Beginning of the End of the Line
The start of training camp is an exciting day for a lot of reasons. The long off-season is finally and officially over. We can actually see something resembling football on our TV's, favorite blogs, and smartphones again. A whole round of pointless speculation ends...only to be followed by an entirely new wave. For some players, training camp is the start of a huge new phase of their life, either as an extension of college stardom or as a chance to prove they should have been stars all along. But for others, a different phase of life is about to begin: a life without football.
Right now, the Packers roster holds 90 men. Within a few weeks, that number will be cut by almost half, down to 53. Some of those guys will catch on with other teams, but for many, if not most, this is the absolute end of the road.
Think about these names: Micah Johnson.
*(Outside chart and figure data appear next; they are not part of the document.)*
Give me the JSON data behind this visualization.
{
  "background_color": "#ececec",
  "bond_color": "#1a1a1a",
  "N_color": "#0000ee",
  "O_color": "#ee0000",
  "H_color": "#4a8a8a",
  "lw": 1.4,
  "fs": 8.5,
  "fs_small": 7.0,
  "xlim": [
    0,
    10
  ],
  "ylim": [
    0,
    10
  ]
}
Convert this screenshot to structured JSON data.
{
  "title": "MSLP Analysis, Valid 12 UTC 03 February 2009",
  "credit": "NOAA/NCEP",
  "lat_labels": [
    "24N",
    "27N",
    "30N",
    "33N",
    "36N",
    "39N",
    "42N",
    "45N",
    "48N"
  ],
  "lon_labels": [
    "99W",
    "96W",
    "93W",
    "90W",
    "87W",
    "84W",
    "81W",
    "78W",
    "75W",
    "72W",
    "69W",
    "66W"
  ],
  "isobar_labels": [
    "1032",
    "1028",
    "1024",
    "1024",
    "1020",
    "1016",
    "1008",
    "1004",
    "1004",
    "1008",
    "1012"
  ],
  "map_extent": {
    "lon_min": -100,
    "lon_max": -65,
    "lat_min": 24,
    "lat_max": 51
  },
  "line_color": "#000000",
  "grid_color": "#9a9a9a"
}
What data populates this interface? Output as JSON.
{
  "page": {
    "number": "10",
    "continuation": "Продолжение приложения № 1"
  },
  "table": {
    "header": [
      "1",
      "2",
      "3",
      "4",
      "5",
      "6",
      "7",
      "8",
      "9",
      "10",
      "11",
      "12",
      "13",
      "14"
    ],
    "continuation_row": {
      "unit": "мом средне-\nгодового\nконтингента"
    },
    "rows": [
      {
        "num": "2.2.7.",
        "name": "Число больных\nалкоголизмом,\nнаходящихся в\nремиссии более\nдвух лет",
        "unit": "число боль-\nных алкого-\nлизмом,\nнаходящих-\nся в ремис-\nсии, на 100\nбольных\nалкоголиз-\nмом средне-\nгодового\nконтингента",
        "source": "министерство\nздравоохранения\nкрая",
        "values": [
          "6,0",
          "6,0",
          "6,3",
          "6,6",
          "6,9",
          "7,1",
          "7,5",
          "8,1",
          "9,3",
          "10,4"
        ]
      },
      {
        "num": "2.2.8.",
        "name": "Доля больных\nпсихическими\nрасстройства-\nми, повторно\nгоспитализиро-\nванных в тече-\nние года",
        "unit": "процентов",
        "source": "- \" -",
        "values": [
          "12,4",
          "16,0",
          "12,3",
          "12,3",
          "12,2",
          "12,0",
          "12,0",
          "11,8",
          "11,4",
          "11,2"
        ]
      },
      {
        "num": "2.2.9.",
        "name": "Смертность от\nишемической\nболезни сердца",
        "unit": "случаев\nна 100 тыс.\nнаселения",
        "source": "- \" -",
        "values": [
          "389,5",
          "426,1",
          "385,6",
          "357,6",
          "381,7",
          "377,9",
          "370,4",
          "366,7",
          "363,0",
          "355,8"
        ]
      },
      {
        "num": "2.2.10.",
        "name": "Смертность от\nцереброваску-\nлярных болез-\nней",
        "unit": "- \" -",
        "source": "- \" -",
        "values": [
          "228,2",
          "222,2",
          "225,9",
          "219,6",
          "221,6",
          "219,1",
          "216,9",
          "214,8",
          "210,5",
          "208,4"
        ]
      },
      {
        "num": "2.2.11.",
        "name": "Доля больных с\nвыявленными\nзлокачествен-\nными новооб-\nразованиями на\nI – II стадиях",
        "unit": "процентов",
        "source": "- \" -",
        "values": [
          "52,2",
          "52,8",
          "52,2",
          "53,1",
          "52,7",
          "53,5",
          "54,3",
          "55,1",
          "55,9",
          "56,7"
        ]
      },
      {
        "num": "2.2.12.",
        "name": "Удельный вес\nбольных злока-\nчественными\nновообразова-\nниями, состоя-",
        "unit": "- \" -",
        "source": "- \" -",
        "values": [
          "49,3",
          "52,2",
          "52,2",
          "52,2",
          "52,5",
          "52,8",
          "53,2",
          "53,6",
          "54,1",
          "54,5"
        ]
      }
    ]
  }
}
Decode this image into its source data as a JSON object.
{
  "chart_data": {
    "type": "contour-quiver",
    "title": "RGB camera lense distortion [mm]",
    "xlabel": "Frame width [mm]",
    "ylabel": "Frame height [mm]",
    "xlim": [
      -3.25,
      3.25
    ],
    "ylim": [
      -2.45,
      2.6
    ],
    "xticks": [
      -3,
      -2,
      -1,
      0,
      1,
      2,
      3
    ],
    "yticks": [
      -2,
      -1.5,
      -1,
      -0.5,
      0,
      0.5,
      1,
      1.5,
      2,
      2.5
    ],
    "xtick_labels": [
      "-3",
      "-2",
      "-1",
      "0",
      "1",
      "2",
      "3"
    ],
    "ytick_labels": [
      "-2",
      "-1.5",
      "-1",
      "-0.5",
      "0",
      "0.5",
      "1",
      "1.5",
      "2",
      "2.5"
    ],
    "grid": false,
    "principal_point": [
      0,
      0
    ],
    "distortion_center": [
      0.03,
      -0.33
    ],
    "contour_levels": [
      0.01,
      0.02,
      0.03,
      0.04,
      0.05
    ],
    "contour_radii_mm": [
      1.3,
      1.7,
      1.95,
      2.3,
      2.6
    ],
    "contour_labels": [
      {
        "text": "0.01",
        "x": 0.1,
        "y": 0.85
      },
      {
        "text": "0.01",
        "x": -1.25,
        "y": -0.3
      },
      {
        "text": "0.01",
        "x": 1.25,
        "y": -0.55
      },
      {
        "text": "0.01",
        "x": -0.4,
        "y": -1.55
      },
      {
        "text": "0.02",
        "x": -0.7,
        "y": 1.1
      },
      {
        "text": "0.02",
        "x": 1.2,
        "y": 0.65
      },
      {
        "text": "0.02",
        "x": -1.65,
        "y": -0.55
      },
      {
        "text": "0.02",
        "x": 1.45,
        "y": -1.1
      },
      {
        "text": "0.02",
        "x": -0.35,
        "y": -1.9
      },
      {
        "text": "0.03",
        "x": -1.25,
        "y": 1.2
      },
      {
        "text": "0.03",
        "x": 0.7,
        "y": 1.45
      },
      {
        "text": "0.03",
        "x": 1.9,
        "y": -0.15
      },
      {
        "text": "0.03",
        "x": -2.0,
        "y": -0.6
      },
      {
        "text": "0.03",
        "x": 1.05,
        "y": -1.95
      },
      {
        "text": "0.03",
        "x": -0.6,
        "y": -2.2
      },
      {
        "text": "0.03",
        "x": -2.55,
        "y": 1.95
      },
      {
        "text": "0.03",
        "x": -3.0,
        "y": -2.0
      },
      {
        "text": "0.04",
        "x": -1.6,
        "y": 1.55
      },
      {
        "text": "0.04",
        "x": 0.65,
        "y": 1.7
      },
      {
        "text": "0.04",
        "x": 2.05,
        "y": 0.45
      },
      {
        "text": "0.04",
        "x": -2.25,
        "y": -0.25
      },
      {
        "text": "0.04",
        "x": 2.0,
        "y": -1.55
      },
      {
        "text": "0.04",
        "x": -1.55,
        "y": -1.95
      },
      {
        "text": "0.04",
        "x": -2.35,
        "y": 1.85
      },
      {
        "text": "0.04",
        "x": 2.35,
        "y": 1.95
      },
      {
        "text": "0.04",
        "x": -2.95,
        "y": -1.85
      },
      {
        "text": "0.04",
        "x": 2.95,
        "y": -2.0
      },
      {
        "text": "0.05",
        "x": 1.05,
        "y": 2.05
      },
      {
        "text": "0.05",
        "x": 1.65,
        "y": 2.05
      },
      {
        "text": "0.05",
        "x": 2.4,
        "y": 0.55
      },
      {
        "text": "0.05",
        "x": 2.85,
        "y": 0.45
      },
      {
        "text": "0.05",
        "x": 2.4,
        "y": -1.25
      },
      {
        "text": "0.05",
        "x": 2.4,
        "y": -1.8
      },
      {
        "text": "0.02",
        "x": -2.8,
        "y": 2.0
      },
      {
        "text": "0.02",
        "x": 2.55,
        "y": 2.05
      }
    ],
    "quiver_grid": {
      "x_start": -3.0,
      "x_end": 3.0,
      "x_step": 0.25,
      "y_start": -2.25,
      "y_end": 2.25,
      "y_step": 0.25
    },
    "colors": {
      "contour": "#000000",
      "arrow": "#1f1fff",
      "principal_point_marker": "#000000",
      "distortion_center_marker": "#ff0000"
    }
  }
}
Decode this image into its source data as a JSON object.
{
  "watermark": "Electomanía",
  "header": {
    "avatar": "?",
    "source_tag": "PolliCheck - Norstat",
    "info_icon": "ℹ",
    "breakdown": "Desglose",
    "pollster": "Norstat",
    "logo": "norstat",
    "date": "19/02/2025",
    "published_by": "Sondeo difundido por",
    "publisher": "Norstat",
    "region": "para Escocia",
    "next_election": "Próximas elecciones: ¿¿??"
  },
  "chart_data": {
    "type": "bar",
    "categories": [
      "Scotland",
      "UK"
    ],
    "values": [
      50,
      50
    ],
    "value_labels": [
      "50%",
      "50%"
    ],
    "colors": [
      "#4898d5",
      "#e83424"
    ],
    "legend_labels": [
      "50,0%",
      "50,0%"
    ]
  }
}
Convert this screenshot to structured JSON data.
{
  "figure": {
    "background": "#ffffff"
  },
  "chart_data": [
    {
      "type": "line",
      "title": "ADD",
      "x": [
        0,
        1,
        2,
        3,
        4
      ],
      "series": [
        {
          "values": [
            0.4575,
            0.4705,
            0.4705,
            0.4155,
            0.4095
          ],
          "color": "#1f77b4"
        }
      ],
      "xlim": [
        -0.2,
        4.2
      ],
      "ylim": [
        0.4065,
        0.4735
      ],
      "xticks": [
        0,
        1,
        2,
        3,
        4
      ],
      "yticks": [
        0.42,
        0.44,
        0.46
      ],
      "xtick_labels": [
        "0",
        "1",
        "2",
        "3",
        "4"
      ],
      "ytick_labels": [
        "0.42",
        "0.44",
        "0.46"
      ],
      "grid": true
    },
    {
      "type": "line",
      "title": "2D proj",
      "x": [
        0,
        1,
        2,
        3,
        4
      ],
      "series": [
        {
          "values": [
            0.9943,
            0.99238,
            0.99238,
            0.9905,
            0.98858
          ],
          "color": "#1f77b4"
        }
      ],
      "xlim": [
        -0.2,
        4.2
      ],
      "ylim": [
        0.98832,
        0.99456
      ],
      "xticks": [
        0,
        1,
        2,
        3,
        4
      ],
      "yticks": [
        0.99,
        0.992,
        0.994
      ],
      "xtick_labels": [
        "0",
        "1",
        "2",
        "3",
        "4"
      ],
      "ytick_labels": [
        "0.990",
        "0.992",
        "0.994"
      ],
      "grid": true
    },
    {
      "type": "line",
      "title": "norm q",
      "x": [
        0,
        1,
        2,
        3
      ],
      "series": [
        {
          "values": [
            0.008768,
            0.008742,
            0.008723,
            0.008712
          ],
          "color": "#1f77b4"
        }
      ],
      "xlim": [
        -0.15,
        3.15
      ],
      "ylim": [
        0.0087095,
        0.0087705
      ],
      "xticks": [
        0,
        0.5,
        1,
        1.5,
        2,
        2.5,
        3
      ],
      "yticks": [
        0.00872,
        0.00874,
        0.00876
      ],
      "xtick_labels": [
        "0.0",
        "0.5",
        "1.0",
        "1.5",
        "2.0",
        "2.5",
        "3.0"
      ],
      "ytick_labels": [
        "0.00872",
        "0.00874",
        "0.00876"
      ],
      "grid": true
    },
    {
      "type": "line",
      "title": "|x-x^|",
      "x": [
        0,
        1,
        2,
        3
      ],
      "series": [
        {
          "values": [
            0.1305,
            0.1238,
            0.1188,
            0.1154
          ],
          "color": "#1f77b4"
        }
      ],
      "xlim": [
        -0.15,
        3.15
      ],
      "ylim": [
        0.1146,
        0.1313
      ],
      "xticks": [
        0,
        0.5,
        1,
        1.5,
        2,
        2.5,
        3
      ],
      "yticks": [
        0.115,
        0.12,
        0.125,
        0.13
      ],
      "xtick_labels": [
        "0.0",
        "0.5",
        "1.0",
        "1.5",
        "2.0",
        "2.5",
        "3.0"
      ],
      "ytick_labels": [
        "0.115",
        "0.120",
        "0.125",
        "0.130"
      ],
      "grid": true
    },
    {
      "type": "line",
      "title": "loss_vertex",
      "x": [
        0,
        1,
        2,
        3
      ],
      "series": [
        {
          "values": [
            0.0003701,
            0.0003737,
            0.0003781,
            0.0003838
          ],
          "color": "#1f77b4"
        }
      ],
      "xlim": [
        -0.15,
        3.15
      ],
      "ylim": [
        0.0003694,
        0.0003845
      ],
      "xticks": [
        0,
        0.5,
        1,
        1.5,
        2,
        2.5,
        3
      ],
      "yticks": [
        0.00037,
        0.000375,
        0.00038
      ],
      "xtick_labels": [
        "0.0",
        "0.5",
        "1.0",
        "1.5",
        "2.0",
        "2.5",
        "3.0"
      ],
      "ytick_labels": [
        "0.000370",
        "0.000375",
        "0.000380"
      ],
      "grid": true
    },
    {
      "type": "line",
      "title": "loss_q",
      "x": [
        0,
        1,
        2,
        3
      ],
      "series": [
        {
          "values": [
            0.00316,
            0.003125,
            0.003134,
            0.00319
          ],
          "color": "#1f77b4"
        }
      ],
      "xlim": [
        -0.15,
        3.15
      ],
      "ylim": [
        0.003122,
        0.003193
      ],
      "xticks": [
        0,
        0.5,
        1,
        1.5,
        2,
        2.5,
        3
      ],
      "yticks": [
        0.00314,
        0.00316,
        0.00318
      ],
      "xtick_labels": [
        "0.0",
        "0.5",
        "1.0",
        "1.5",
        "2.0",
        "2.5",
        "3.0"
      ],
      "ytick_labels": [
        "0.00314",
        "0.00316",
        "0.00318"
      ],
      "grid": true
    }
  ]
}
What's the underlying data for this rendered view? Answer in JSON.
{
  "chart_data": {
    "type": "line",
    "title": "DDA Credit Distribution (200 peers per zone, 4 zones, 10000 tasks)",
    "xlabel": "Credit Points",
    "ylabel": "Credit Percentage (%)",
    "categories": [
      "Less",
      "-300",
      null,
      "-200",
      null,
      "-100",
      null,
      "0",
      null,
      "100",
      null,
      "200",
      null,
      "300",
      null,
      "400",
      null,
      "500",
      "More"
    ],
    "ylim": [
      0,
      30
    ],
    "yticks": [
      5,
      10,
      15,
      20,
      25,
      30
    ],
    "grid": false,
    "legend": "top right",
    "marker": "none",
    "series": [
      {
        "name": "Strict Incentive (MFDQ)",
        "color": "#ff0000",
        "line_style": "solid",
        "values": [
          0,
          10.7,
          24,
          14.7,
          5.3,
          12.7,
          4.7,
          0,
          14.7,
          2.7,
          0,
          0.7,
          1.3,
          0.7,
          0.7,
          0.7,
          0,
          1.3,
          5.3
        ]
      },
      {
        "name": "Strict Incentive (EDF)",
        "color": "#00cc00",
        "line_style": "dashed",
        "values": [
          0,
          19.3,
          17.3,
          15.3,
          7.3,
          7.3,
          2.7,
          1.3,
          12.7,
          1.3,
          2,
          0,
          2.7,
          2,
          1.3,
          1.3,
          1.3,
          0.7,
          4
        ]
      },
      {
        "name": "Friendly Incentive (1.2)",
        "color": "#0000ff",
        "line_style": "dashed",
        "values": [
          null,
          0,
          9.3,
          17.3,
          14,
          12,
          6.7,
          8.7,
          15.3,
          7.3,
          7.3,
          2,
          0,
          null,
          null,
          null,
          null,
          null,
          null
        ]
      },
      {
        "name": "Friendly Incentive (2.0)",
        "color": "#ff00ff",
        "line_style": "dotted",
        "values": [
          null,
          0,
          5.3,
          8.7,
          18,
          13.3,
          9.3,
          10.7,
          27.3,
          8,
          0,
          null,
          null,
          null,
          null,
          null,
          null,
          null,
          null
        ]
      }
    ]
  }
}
Marc Tyler. Shaky Smithson. Sampson Genus. Jaymes Brooks. Mike McCabe. All of them were in camp with the Packers, but none of them made it past the final roster rundown. If you do a little digging, you'll see some of them caught on briefly with other teams in the NFL or CFL, but none of them stuck around for real long.
For them, the end of training camp was the end of a career. More than that, it was the end of a dream. Think about how much time and effort it takes to become the kind of player that gets invited to an NFL training camp. Think about suddenly being told that all that time and effort didn't matter any more because you'd been proven definitively not good enough to make it in the NFL.
Watching football during training camp, or even during the regular season, it can be difficult to remember that each of the men on the field is a human being. No, not all of them are good human beings. But all of them worked hard to be there. And they at least deserve our respect for the work they've put in.
If you find yourself tempted, then, to write off a rookie or someone on the back end of their career who clearly won't make the team, try to remember that not everybody has to endure their dream being killed in front of bleachers full of fans. Yes, it's true that they chose this life. But that doesn't mean the pain when the dream comes to an end isn't any less real.